For years, the AB5 debate has been hanging over the transport sector like a cloud. Passed in 2019, the law forces companies to use a strict test — the now-famous “ABC test” — to determine whether a worker can be treated as an independent contractor. The rule is particularly tough for trucking fleets, because drivers often work in a way that overlaps directly with a company’s core business. That makes it hard to justify calling them independent.
In this latest case, investigators found that the companies continued using owner-operators as if they were employees, while avoiding the obligations that come with formal employment: health benefits, overtime, paid leave, and everything else that adds to operating costs. For years, this model allowed fleets to stay flexible and control expenses, but AB5 essentially shut the door on that approach inside California.

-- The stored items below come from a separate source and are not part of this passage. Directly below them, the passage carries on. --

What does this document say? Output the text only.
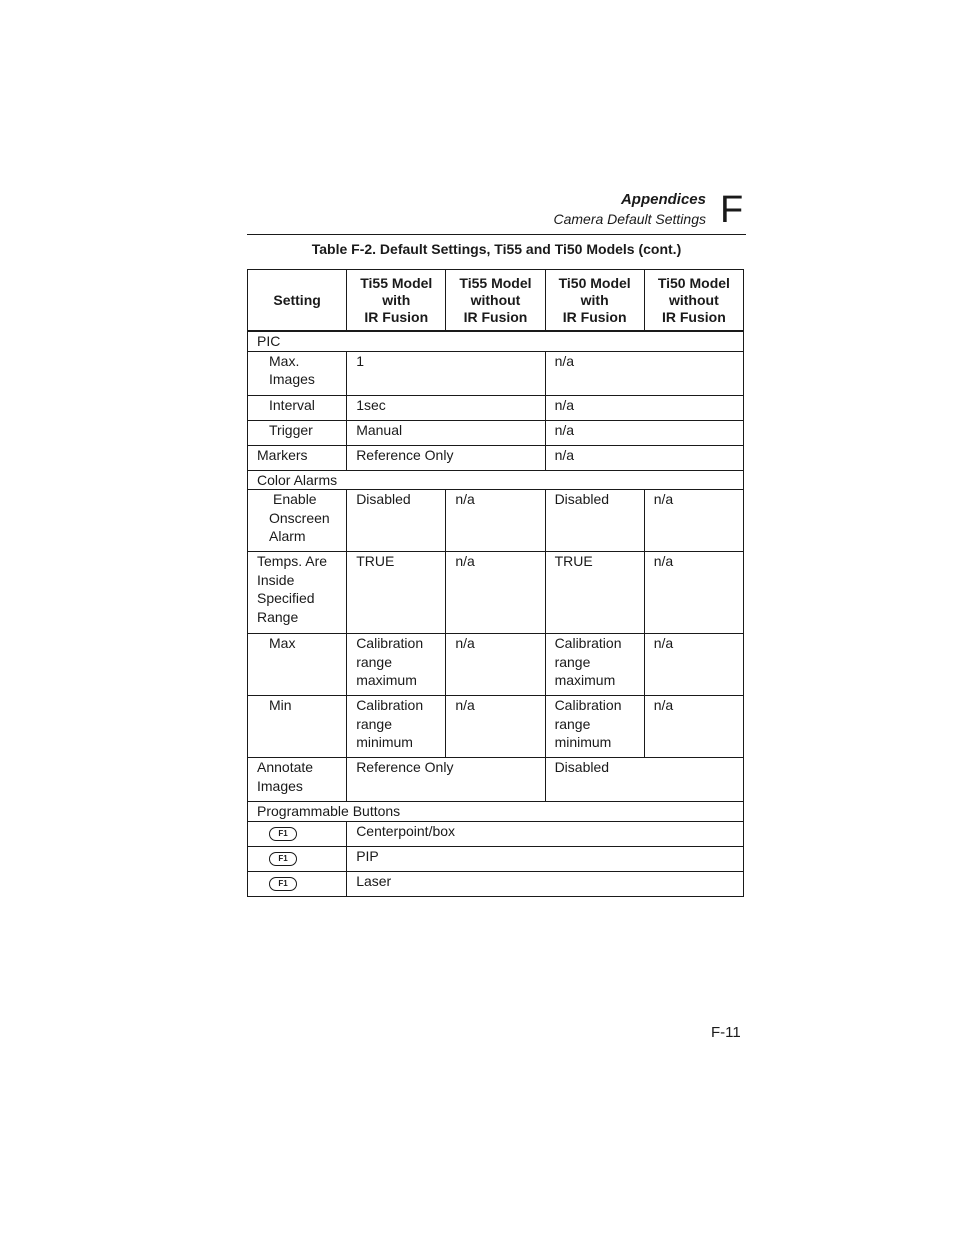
Appendices
Camera Default Settings F
Table F-2. Default Settings, Ti55 and Ti50 Models (cont.)
Setting	Ti55 Model
with
IR Fusion	Ti55 Model
without
IR Fusion	Ti50 Model
with
IR Fusion	Ti50 Model
without
IR Fusion
PIC				
Max.
Images	1		n/a	
Interval	1sec		n/a	
Trigger	Manual		n/a	
Markers	Reference Only		n/a	
Color Alarms				
Enable
Onscreen
Alarm	Disabled	n/a	Disabled	n/a
Temps. Are
Inside
Specified
Range	TRUE	n/a	TRUE	n/a
Max	Calibration
range
maximum	n/a	Calibration
range
maximum	n/a
Min	Calibration
range
minimum	n/a	Calibration
range
minimum	n/a
Annotate
Images	Reference Only		Disabled	
Programmable Buttons				
F1	Centerpoint/box			
F1	PIP			
F1	Laser			
F-11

The fine isn’t huge compared with the numbers usually circulating in the freight economy, but it sends an unmistakable message:
AB5 is no longer a theoretical threat — it’s active law, and it will be enforced.
What comes next is less clear. Some trucking firms may shift toward employee-only fleets, which could raise costs and reduce available capacity. Others might try to restructure their operations outside California or change the way they subcontract freight. There’s also growing concern among shippers: using carriers that violate AB5 could expose them to legal risk, something few supply chain managers want to deal with.
Drivers themselves are split. Some welcome the push toward full employment, hoping for more stability and benefits. Others say they chose the independent model precisely because it gave them freedom — even if that freedom came with financial insecurity.
What everyone agrees on is that this first enforcement wave won’t be the last.
California has just shown it is willing to apply AB5, and the rest of the industry will now have to adjust, one way or another.